There can be no collective innocence in Austria or Israel either. Only one in 20 Jewish Israelis living in Israel today personally experienced the 1948 war and the confiscations in its aftermath. Modern Israel has to realize that in its parents' time 700,000 Arabs were forced out of the only homes they and their forefathers had ever known. Hundreds of villages and 400,000 hectares of orchards and cultivated fields were abandoned. Today the Jewish state seems unable to comprehend the sentiment of the Palestinian negotiators. Why should the Palestinians settle for one-quarter of their homeland? Why do so many of them have to give up all that was theirs?
ILLUSTRATION: MOUNTAIN PEOPLE
The only difference, and a very important one, between the Austrian and the Palestinian situation is that the Arabs started the 1948 war. The Arabs decided not to accept the creation of a Jewish homeland that sparked over 50 years of bloody struggle between Arabs and Jews.
Austria only began to emerge from its torpor when the former Secretary General of the UN, Kurt Waldheim, was elected president in 1986. The international row over his candidacy, sparked by newly discovered documents, forced modern Austria to confront the fact that he had probably participated in a war crime himself. Chancellor Franz Vranitzsky re-opened the debate on whether Austria was in fact a "victim state." He argued that many citizens had happily cooperated with Austrian-born Adolf Hitler in his quest to extend the Third Reich over much of Europe.
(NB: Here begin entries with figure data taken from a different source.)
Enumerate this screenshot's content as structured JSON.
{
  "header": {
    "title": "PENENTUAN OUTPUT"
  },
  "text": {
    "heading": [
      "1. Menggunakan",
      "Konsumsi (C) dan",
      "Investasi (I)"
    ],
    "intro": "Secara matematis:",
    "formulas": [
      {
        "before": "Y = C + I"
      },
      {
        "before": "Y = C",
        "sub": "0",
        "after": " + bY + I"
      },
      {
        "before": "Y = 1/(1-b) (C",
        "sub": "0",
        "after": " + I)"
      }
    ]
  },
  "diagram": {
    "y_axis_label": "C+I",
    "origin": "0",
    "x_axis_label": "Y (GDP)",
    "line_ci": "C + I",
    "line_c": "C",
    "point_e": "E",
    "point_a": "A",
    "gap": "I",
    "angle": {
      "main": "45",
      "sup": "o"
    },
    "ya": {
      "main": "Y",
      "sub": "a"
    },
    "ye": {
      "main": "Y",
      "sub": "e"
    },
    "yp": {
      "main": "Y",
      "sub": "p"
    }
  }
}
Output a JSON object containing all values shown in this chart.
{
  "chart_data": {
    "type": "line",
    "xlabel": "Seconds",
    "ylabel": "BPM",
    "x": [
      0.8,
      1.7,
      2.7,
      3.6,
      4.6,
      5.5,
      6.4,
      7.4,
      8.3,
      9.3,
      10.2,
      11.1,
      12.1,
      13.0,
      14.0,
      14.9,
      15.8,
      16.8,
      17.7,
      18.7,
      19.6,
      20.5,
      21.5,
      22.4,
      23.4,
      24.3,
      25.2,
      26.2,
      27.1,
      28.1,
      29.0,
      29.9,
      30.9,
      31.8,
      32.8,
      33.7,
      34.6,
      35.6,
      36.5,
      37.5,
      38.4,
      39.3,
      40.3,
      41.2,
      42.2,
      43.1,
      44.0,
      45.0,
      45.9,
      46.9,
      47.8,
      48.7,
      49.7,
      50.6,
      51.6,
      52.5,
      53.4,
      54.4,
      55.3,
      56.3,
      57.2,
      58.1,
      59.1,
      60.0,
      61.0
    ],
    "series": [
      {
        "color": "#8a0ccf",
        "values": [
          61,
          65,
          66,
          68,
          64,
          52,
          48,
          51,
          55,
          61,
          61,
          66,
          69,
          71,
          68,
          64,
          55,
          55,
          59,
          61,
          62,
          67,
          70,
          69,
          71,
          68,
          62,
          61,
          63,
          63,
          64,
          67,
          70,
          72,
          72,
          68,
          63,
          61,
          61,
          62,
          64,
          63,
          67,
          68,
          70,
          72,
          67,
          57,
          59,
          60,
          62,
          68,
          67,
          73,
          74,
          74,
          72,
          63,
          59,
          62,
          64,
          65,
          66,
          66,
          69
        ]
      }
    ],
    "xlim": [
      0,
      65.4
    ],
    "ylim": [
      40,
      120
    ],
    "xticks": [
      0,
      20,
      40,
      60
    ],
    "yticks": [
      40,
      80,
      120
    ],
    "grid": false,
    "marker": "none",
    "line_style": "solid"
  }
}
Amazingly, until the Waldheim crisis, the US, Britain, France and Russia had all gone along with the Austrian myth that it was a victim state, even agreeing to allow it to be written into the State Treaty that marked the end of the allied occupation in 1955.
Thus, the Clinton Administration in its last days has in its hands the two most prominent unresolved issues of the Jewish past. In Austria, until very recently, the government has resisted serious restitution. Will it continue to try to prevaricate until Eizenstat is out of office and a less sympathetic administration takes power, hoping, as it has in the past, to ride out international opinion even though it may begin to seriously affect economic investment? In the Middle East, the Palestinians know they will not get a better deal once Clinton, and probably Prime Minister Ehud Barak, are gone. But will they prevaricate as well, preferring another 10 years of intifada and the economic ruin that goes with it, trusting that through war something better will come their way?
If Clinton and Eizenstat can solve these two conundrums, they both deserve the Nobel Peace Prize.